When the door went down, Shadow Love walked fifty feet down the street, into the shadow of a spreading oak, and hurried across the street, through a corner of another yard and into the dark space beside Davenport’s garage. Front doors were usually stout. Back doors, on garages, usually were not, since they didn’t lead directly into the house. Shadow Love slipped around the garage to the back door and tested the knob. Locked.

The door had two panes of inset glass. Shadow Love peeled off his jacket, wrapped a sleeve around the middle joints of his fingers and pressed on the glass, hard, harder, until it cracked. There was almost no noise, but he paused, counted to three, then put more pressure along the crack. Another crack radiated out from the pressure point, then another. Two small pieces of glass fell almost noiselessly into the garage. Shadow Love stopped and checked the night around him: nothing moving, no sense of anything. Still using the jacket as padding, he pushed his little finger through the hole and carefully pulled two of the larger shards of glass from the door. In another minute, he had a hole large enough to reach through. He turned the lock knob and eased the door open.

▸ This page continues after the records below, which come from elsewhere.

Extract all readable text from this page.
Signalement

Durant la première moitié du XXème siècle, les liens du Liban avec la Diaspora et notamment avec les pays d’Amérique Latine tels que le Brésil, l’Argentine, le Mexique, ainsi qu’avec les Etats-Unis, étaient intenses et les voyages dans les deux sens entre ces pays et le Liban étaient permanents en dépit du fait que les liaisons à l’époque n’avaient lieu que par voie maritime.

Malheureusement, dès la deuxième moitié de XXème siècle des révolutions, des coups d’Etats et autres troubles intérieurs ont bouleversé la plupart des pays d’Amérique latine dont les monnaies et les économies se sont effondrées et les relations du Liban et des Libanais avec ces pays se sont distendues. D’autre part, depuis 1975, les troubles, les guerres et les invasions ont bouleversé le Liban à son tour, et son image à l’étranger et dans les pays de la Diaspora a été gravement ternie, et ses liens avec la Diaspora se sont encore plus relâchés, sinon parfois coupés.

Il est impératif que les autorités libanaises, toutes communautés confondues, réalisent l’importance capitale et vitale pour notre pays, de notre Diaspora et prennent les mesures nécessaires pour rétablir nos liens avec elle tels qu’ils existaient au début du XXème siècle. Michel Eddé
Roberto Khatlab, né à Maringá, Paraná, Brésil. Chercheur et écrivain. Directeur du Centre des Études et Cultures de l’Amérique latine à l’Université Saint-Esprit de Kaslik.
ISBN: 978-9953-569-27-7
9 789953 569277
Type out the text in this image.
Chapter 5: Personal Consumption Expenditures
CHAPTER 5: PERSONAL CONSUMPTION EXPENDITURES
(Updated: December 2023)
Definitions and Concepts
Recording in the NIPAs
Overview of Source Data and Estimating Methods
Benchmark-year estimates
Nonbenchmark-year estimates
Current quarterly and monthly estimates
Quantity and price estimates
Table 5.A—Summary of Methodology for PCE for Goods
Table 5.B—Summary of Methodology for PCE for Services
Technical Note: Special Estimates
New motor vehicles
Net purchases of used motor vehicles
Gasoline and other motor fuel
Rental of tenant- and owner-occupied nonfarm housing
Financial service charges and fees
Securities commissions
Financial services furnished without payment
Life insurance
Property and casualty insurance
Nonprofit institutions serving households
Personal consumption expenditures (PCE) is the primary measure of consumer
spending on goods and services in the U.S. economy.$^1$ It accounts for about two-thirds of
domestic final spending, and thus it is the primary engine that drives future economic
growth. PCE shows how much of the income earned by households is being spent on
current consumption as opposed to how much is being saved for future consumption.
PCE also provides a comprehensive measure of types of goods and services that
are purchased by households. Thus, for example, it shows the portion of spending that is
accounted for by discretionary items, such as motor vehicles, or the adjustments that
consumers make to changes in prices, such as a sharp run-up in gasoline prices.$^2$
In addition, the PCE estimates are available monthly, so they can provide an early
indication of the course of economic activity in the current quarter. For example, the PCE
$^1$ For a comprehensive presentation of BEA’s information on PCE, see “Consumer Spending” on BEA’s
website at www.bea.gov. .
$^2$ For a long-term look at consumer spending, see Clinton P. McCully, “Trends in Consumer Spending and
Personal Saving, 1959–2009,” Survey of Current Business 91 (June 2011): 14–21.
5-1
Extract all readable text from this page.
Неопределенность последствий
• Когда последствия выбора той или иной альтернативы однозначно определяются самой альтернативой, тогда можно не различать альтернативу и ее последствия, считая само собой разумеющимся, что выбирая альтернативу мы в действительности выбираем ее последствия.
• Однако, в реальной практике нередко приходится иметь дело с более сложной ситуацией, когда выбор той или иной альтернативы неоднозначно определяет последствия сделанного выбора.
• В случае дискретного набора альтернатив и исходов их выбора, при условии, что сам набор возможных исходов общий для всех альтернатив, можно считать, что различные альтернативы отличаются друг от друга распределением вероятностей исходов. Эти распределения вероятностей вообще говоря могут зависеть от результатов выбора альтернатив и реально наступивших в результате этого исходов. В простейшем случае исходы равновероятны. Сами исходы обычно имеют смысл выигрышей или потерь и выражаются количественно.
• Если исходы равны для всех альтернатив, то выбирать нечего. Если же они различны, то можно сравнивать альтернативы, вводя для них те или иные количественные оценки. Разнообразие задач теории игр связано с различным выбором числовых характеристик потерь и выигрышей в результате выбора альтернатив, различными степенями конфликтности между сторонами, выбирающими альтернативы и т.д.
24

The garage was not quite pitch dark: some light filtered in from the neighbor’s house in back, enough that he could see large shapes, such as the car. With his left hand on the Porsche’s warm hood, he moved carefully toward the door that led into the house. His right hand was wrapped around the pistol grip of the M-15. Once he was lined up on it, he would blow the knob off the door, and he’d be inside in a matter of a second or two . . . .

He never saw the shovel hanging from a nail on the garage wall. His sleeve hooked the blade and the shovel came down like a thunderclap, hammering into a garbage can, rattling off the car and onto the floor.

“What?” said Jennifer, starting at the noise.

Lucas knew. “Shadow Love,” he whispered.